Hawk Woods Nature Center

This weekend was so great!  It was the kickoff to our summer break from school.  My brother came in town with his family.  It was Memorial Day Weekend!  Weekends like this, however, usually mean being away from home and our dogs left behind.  This weekend we stayed home, or close to home.  We started Saturday morning with a walk through Hawk Woods Nature Center.

http://www.auburnhills.org/departments/parks_and_recreation/parks_and_facilities/hawk_woods_nature_center.php

It is super mellow, and rugged.  Muddy trails, stagnant pond, and tons of wild life.  Jake was in his element.
 
He got lots of exercise, and we did too.  We will return there soon, with bug spray!


Saturday, May 17, 2014

Neighbors

What a long week we had. Work, rehearsals, then I was scheduled to sing at a graduation ceremony. With a lunch stain on my shirt, I ran home to change. Said hello to Jake and Sugaree, then changed myself and the kids and ran out to sing.  There was a strange vehicle parked in front of our house, so I armed the house alarm to be safe. The following event happened on Friday evening, May 16: (cue forensic files music)

We arrive and greet some friends.
I get a copy of my song from the fabulous piano player.
I get the kids some food, my son has cake...for dinner.
I cut myself a bite of meat.
I make eye contact with aforementioned piano player...I'm up!
My cake-covered son screams for me.
My music mentor takes my son to "entertain him," he cries the entire time.
I sing, piano plays, we nailed it.
I sit down and check my phone, the alarm at my house is going off.
I flee the party, heading home to meet the cops.

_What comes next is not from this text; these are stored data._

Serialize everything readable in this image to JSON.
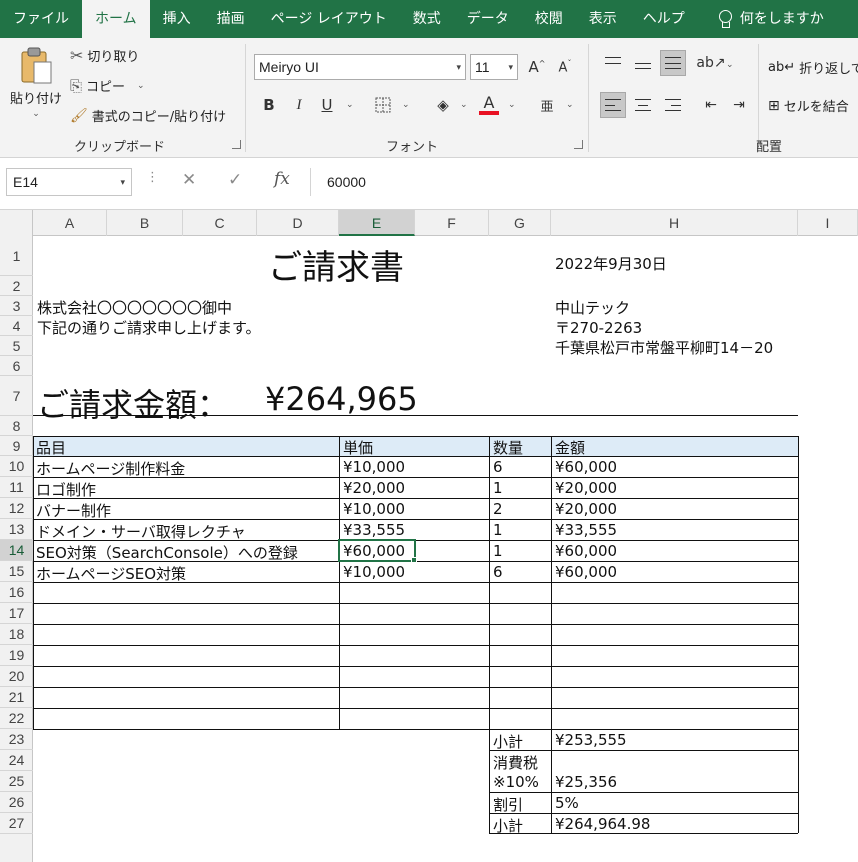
{
  "ribbon": {
    "tabs": [
      "ファイル",
      "ホーム",
      "挿入",
      "描画",
      "ページ レイアウト",
      "数式",
      "データ",
      "校閲",
      "表示",
      "ヘルプ"
    ],
    "active_tab": "ホーム",
    "tell_me": "何をしますか",
    "clipboard": {
      "paste": "貼り付け",
      "cut": "切り取り",
      "copy": "コピー",
      "format_painter": "書式のコピー/貼り付け",
      "label": "クリップボード"
    },
    "font": {
      "name": "Meiryo UI",
      "size": "11",
      "label": "フォント",
      "bold": "B",
      "italic": "I",
      "underline": "U",
      "font_color_swatch": "#e81123"
    },
    "alignment": {
      "wrap_text": "折り返して全",
      "merge": "セルを結合",
      "label": "配置"
    }
  },
  "formula_bar": {
    "name_box": "E14",
    "value": "60000"
  },
  "columns": [
    "A",
    "B",
    "C",
    "D",
    "E",
    "F",
    "G",
    "H",
    "I"
  ],
  "selected_column": "E",
  "selected_row": "14",
  "rows": [
    "1",
    "2",
    "3",
    "4",
    "5",
    "6",
    "7",
    "8",
    "9",
    "10",
    "11",
    "12",
    "13",
    "14",
    "15",
    "16",
    "17",
    "18",
    "19",
    "20",
    "21",
    "22",
    "23",
    "24",
    "25",
    "26",
    "27"
  ],
  "invoice": {
    "title": "ご請求書",
    "date": "2022年9月30日",
    "recipient": "株式会社〇〇〇〇〇〇〇御中",
    "message": "下記の通りご請求申し上げます。",
    "sender_name": "中山テック",
    "postal": "〒270-2263",
    "address": "千葉県松戸市常盤平柳町14－20",
    "amount_label": "ご請求金額：",
    "amount_value": "¥264,965",
    "headers": {
      "item": "品目",
      "unit_price": "単価",
      "qty": "数量",
      "amount": "金額"
    },
    "items": [
      {
        "item": "ホームページ制作料金",
        "unit_price": "¥10,000",
        "qty": "6",
        "amount": "¥60,000"
      },
      {
        "item": "ロゴ制作",
        "unit_price": "¥20,000",
        "qty": "1",
        "amount": "¥20,000"
      },
      {
        "item": "バナー制作",
        "unit_price": "¥10,000",
        "qty": "2",
        "amount": "¥20,000"
      },
      {
        "item": "ドメイン・サーバ取得レクチャ",
        "unit_price": "¥33,555",
        "qty": "1",
        "amount": "¥33,555"
      },
      {
        "item": "SEO対策（SearchConsole）への登録",
        "unit_price": "¥60,000",
        "qty": "1",
        "amount": "¥60,000"
      },
      {
        "item": "ホームページSEO対策",
        "unit_price": "¥10,000",
        "qty": "6",
        "amount": "¥60,000"
      }
    ],
    "subtotal_label": "小計",
    "subtotal_value": "¥253,555",
    "tax_label_1": "消費税",
    "tax_label_2": "※10%",
    "tax_value": "¥25,356",
    "discount_label": "割引",
    "discount_value": "5%",
    "total_label": "小計",
    "total_value": "¥264,964.98"
  }
}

When I approach our neighborhood, it becomes clear that the power is out, and I realize there is no emergency, just an alarm glitch. Whew! The officer is sweet to the kids, and we are home much earlier than planned.

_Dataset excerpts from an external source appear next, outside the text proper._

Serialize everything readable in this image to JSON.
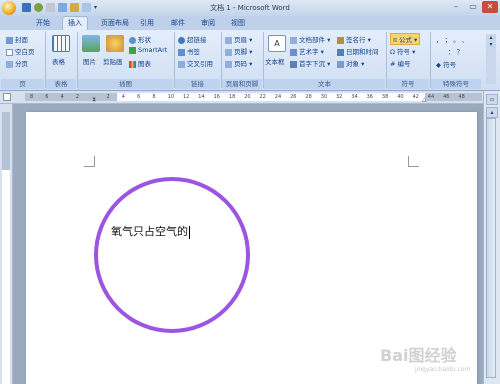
{
  "window": {
    "title": "文档 1 - Microsoft Word"
  },
  "tabs": [
    {
      "label": "开始"
    },
    {
      "label": "插入"
    },
    {
      "label": "页面布局"
    },
    {
      "label": "引用"
    },
    {
      "label": "邮件"
    },
    {
      "label": "审阅"
    },
    {
      "label": "视图"
    }
  ],
  "ribbon": {
    "pages": {
      "cover": "封面",
      "blank": "空白页",
      "break": "分页",
      "label": "页"
    },
    "table": {
      "table": "表格",
      "label": "表格"
    },
    "illustrations": {
      "picture": "图片",
      "clipart": "剪贴画",
      "shapes": "形状",
      "smartart": "SmartArt",
      "chart": "图表",
      "label": "插图"
    },
    "links": {
      "hyperlink": "超链接",
      "bookmark": "书签",
      "crossref": "交叉引用",
      "label": "链接"
    },
    "header_footer": {
      "header": "页眉",
      "footer": "页脚",
      "pagenum": "页码",
      "label": "页眉和页脚"
    },
    "text": {
      "textbox": "文本框",
      "quickparts": "文档部件",
      "wordart": "艺术字",
      "dropcap": "首字下沉",
      "signature": "签名行",
      "datetime": "日期和时间",
      "object": "对象",
      "label": "文本"
    },
    "symbols": {
      "equation": "π 公式",
      "symbol": "Ω 符号",
      "number": "# 编号",
      "label": "符号"
    },
    "special": {
      "row1": "，  ；  。  、",
      "row2": "：  ？",
      "row3": "◆ 符号",
      "label": "特殊符号"
    }
  },
  "ruler": {
    "numbers": [
      "8",
      "6",
      "4",
      "2",
      "",
      "2",
      "4",
      "6",
      "8",
      "10",
      "12",
      "14",
      "16",
      "18",
      "20",
      "22",
      "24",
      "26",
      "28",
      "30",
      "32",
      "34",
      "36",
      "38",
      "40",
      "42",
      "44",
      "46",
      "48"
    ]
  },
  "document": {
    "text": "氧气只占空气的"
  },
  "watermark": {
    "main": "Bai图经验",
    "sub": "jingyan.baidu.com"
  },
  "colors": {
    "circle": "#9b55e0"
  }
}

My neighbor came by to see if our power was out, and I told her yes, and I was hoping to watch "my stories" but instead I'm taking the kids and dogs for a walk! "Wanna join us?" Now, I'll have 2 small kids and 2 dogs, and I expected her to decline, but she said she'd change out of her work clothes, and in 5 minutes we were on our way!

We talked about so much, and when we returned home, she said she was scared of dogs but it was nice to be out with mine and me because they are not so bad.  I told her "Jake is a good boy."

Tuesday, April 22, 2014

Take him to the vet!!!

It's been about three weeks since Jake had to go to the vet.  Within one day, he had a spot that developed on his left cheek that swelled up and he had scratched raw.  It was awful and gross!  We called the vet the night before, and he suggested cortisone cream for the night, and get him in the next day.  We did.

I thought he had a cyst or got bit by something since we'd spent a lot of time outside for the first time this spring.  He had an allergic reaction to something.  The vet shaved the spot, gave him a cooling spray, antibiotic, and a steroid pill. $113. He also suggested a change in diet, from Purina to Natural Balance.  After four days, he was doing really good.  I am so thankful.  I was really worried.

Jake is 10+ years, and every health issue that he has I get anxious that "it's getting near that time."  But, had I not taken him in, I wouldn't have heard how great he looks, and what a good boy he is.  And boy...is he ever!